En cierta ocasión, los discípulos comenzaron a discutir acerca de quién de ellos era el más importante. Cuando Jesús se dio cuenta de lo que estaban pensando, tomó a un niño y, poniéndolo junto a él, les dijo: «Cualquiera que reciba a un niño así en mi nombre, me recibe a mí; y cualquiera que me recibe a mí, recibe al que me envió. Porque el más insignificante entre todos ustedes, es el más grande de ustedes.»
Lucas 9,46-48
¿En quién pensamos cuando nos imaginamos una persona importante? ¿El Papa, el Presidente de Estados Unidos de Norteamérica, la Canciller de Alemania? ¿O también en Bill Gates u otro empresario millonario? Personas importantes por su influencia en la sociedad y en la política.

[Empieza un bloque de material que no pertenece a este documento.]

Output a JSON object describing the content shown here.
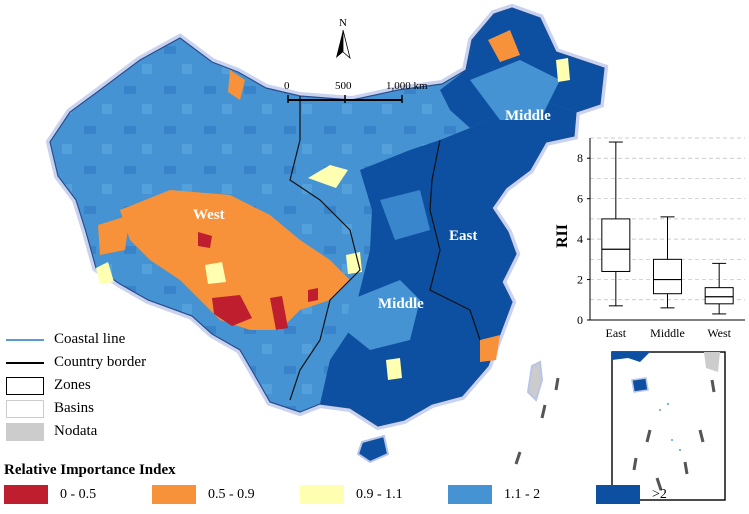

La discusión de los discípulos de Jesús, acerca de quién de ellos era el más importante, seguramente no estaría apuntando tan alto. Sencillamente cada uno no quería ser menos que los otros. Querrían gozar la estima del propio Jesús. Como en otra oportunidad, los hijos de Zebedeo, Juan y Santiago, que pedían a Jesús ser distinguidos con puestos de “ministros” en el Reino.
Sin duda, nosotros no somos ajenos a mirar hacia nuestros “vecinos”, pensando que “en realidad, yo soy un poco mejor”, “yo no soy tan…” No nos consideraremos “importantes” en el sentido de ejercer una gran influencia sobre muchas personas, pero un poquito más que otros, que no son tan inteligentes, tan generosos… tan “creyentes”.
No es la única vez que Jesús usa el ejemplo de los niños para ubicarnos en la realidad del Reino.
El niño no pretende ser más ni más importante que otros, salvo que los adultos lo impulsemos a ello (serás el mejor de la clase…).
Ser importante como un niño significa que yo no me sienta más ni descalifique al prójimo, pero que tampoco me sienta menos. Por ser más humilde no soy más importante que otro.
En realidad, el niño no es importante por ser niño, ni yo por ser como un niño. Mi verdadera importancia radicará en que sea discípulo de Jesús y cumpla con la voluntad del Señor.